Here are perhaps slightly better metaphors by Tertullian:
"When a ray is projected from the sun, it is a portion of the whole; but the sun will be in the ray, because it is the sun's ray, nor is it a division of nature, but an extension. Spirit from Spirit, God from God?as light is lit from light. The source of the substance remains whole and undiminished even if you borrow many offshoots of its quality from it. Thus what has proceeded from God, is God and God's Son, and both are one. Thus Spirit from Spirit, God from God?it makes in mode a double number, in order not in condition, not departing from the source but proceeding from it. This ray of God, as was ever foretold in time past, entered into a certain virgin, and, in her womb fashioned into flesh, is born, man mingled with God. The flesh informed by the spirit is nourished, grows to manhood, speaks, teaches, acts?and is Christ." (Tertullian, Apologeticus 21.10-14).

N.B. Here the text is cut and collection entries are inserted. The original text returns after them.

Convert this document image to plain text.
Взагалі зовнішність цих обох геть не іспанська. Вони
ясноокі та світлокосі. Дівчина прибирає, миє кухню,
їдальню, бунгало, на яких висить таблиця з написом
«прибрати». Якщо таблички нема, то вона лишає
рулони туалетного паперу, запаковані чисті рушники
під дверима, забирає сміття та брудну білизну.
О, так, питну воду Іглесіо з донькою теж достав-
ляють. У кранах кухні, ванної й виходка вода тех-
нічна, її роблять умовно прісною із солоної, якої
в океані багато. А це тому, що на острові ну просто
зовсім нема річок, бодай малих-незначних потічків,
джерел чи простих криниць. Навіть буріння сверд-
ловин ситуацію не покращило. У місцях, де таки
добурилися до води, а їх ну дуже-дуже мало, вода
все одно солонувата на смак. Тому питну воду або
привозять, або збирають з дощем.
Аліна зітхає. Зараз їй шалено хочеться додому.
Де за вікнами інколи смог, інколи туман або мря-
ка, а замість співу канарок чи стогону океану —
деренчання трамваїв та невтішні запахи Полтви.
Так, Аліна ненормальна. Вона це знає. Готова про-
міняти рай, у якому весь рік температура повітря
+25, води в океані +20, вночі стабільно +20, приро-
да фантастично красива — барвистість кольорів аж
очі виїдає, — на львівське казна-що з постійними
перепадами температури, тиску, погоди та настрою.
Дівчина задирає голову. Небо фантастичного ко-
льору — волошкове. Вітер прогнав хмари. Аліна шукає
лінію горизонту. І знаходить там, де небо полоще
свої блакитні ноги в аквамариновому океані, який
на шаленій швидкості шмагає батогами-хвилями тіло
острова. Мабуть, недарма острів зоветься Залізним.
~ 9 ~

"Now the Word was formed by Spirit, and Spirit is, so to speak, the body of the Word. Therefore the Word is always in the Father; 'I in the Father' and 'with the Father' . . . and never separated or apart from the Father. . . .This will be the 'projection' of truth, the safeguard of unity, by which we say that the Son was produced from the Father, but not separated from him. For God produced the Word, as the Paraclete also teaches, as a root produces the shoot, a spring the river, the sun a ray: for these manifestations are 'projections' of those substances from which they proceed. I would not hesitate to call a shoot 'the son of a root,' a river 'the son of a spring,' a ray 'a son of the Sun.' For every original source is a parent, and what is produced is its offspring. Much more is this true of the Word of God, who has received the name of Son as his proper designation; but the shoot is not detached from the root, nor is the Word detached from God" (Tertullian, Adversus Praxean, 8).

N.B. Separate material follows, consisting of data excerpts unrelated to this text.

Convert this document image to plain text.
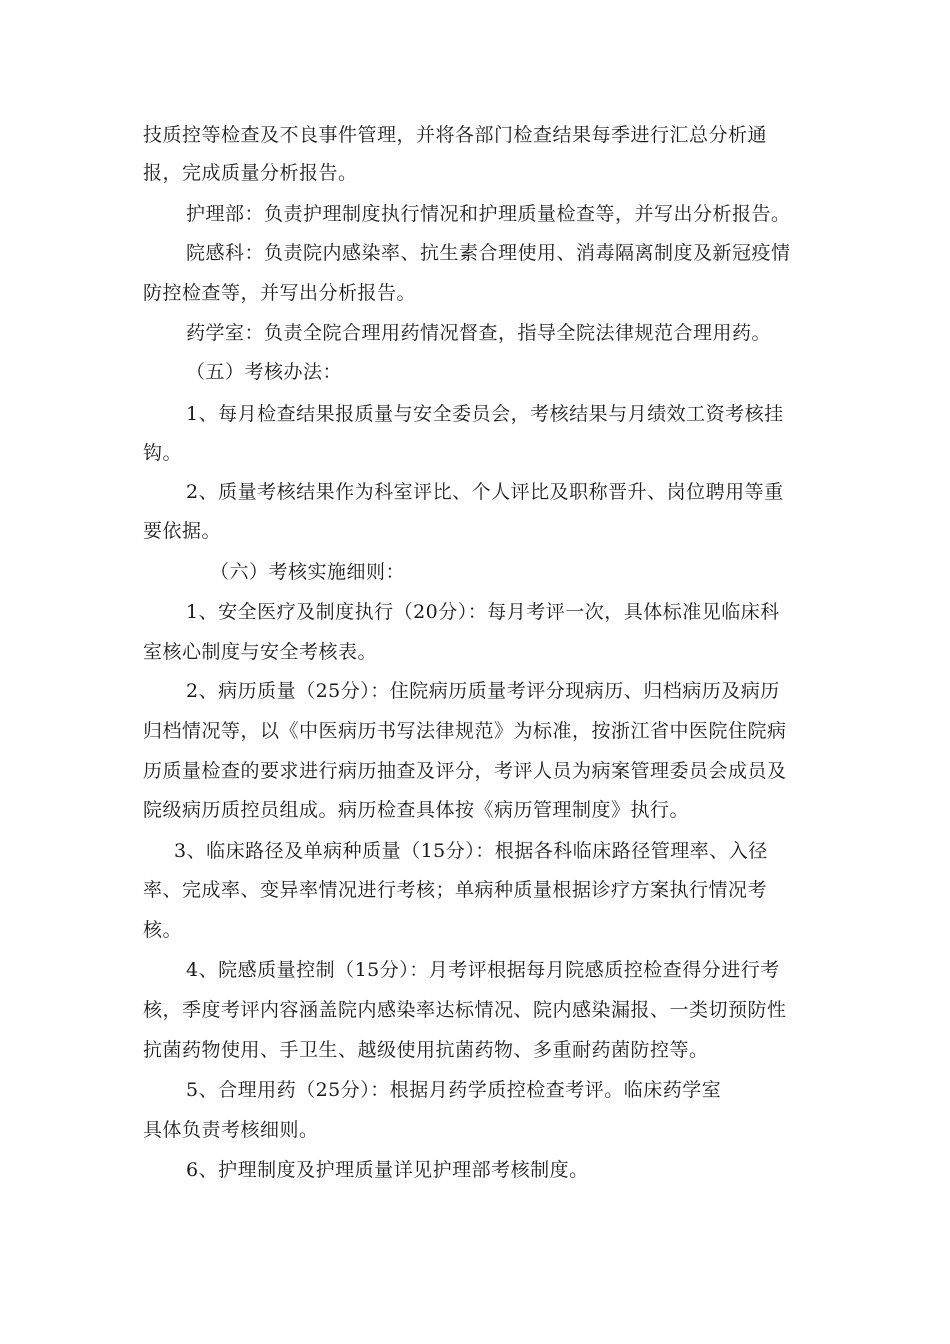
技质控等检查及不良事件管理，并将各部门检查结果每季进行汇总分析通
报，完成质量分析报告。
护理部：负责护理制度执行情况和护理质量检查等，并写出分析报告。
院感科：负责院内感染率、抗生素合理使用、消毒隔离制度及新冠疫情
防控检查等，并写出分析报告。
药学室：负责全院合理用药情况督查，指导全院法律规范合理用药。
（五）考核办法：
1、每月检查结果报质量与安全委员会，考核结果与月绩效工资考核挂
钩。
2、质量考核结果作为科室评比、个人评比及职称晋升、岗位聘用等重
要依据。
（六）考核实施细则：
1、安全医疗及制度执行（20分）：每月考评一次，具体标准见临床科
室核心制度与安全考核表。
2、病历质量（25分）：住院病历质量考评分现病历、归档病历及病历
归档情况等，以《中医病历书写法律规范》为标准，按浙江省中医院住院病
历质量检查的要求进行病历抽查及评分，考评人员为病案管理委员会成员及
院级病历质控员组成。病历检查具体按《病历管理制度》执行。
3、临床路径及单病种质量（15分）：根据各科临床路径管理率、入径
率、完成率、变异率情况进行考核；单病种质量根据诊疗方案执行情况考
核。
4、院感质量控制（15分）：月考评根据每月院感质控检查得分进行考
核，季度考评内容涵盖院内感染率达标情况、院内感染漏报、一类切预防性
抗菌药物使用、手卫生、越级使用抗菌药物、多重耐药菌防控等。
5、合理用药（25分）：根据月药学质控检查考评。临床药学室
具体负责考核细则。
6、护理制度及护理质量详见护理部考核制度。
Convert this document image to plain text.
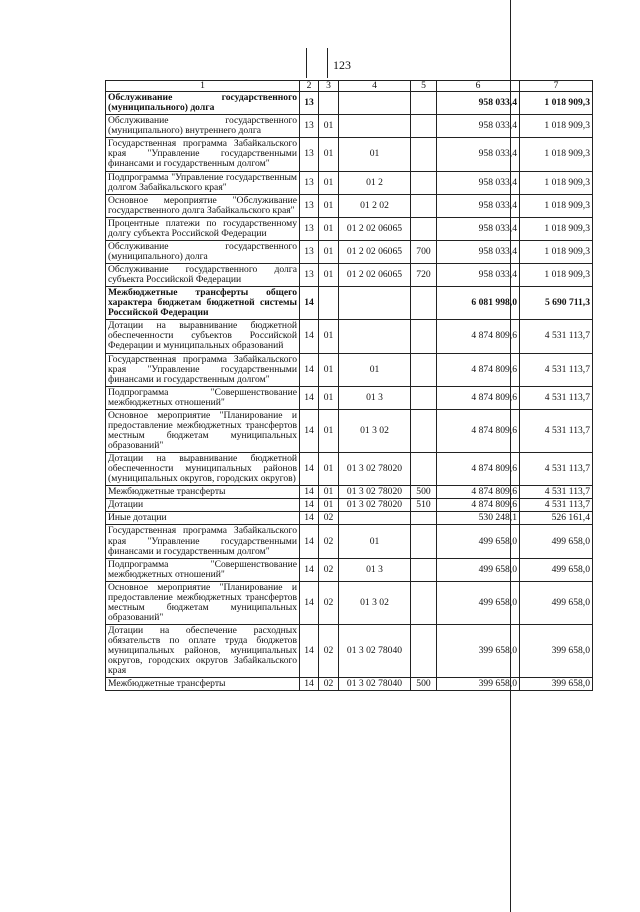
123
1	2	3	4	5	6	7
Обслуживание государственного (муниципального) долга	13				958 033,4	1 018 909,3
Обслуживание государственного (муниципального) внутреннего долга	13	01			958 033,4	1 018 909,3
Государственная программа Забайкальского края "Управление государственными финансами и государственным долгом"	13	01	01		958 033,4	1 018 909,3
Подпрограмма "Управление государственным долгом Забайкальского края"	13	01	01 2		958 033,4	1 018 909,3
Основное мероприятие "Обслуживание государственного долга Забайкальского края"	13	01	01 2 02		958 033,4	1 018 909,3
Процентные платежи по государственному долгу субъекта Российской Федерации	13	01	01 2 02 06065		958 033,4	1 018 909,3
Обслуживание государственного (муниципального) долга	13	01	01 2 02 06065	700	958 033,4	1 018 909,3
Обслуживание государственного долга субъекта Российской Федерации	13	01	01 2 02 06065	720	958 033,4	1 018 909,3
Межбюджетные трансферты общего характера бюджетам бюджетной системы Российской Федерации	14				6 081 998,0	5 690 711,3
Дотации на выравнивание бюджетной обеспеченности субъектов Российской Федерации и муниципальных образований	14	01			4 874 809,6	4 531 113,7
Государственная программа Забайкальского края "Управление государственными финансами и государственным долгом"	14	01	01		4 874 809,6	4 531 113,7
Подпрограмма "Совершенствование межбюджетных отношений"	14	01	01 3		4 874 809,6	4 531 113,7
Основное мероприятие "Планирование и предоставление межбюджетных трансфертов местным бюджетам муниципальных образований"	14	01	01 3 02		4 874 809,6	4 531 113,7
Дотации на выравнивание бюджетной обеспеченности муниципальных районов (муниципальных округов, городских округов)	14	01	01 3 02 78020		4 874 809,6	4 531 113,7
Межбюджетные трансферты	14	01	01 3 02 78020	500	4 874 809,6	4 531 113,7
Дотации	14	01	01 3 02 78020	510	4 874 809,6	4 531 113,7
Иные дотации	14	02			530 248,1	526 161,4
Государственная программа Забайкальского края "Управление государственными финансами и государственным долгом"	14	02	01		499 658,0	499 658,0
Подпрограмма "Совершенствование межбюджетных отношений"	14	02	01 3		499 658,0	499 658,0
Основное мероприятие "Планирование и предоставление межбюджетных трансфертов местным бюджетам муниципальных образований"	14	02	01 3 02		499 658,0	499 658,0
Дотации на обеспечение расходных обязательств по оплате труда бюджетов муниципальных районов, муниципальных округов, городских округов Забайкальского края	14	02	01 3 02 78040		399 658,0	399 658,0
Межбюджетные трансферты	14	02	01 3 02 78040	500	399 658,0	399 658,0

"Everything that proceeds from anything must needs be another thing, but it is not therefore separate. When there is one other, there are two; when there is a third, there are three. The Spirit makes the third from God and the Son, as the fruit from the shoot is the third from the tree, the canal from the river is the third from the source, the point of focus of a ray third from the sun. But none of those is divorced from the origin from which it derives its own qualities. Thus the Trinity derives from the Father by continuous and connected steps" (Tertullian, Adversus Praxean, 8).
Note however that these metaphors assume an economical Trinity and not the ontological Trinity of the Nicene period which argued that the Son, the Father, and the Holy Spirit were co-eternal and co-equal. What Tertullian was working on in these texts is showing distinction-within-unity, that there can be individuality without division. This refutes both the modalist (which denied distinction) and the Praxean (which specified seperation) positions.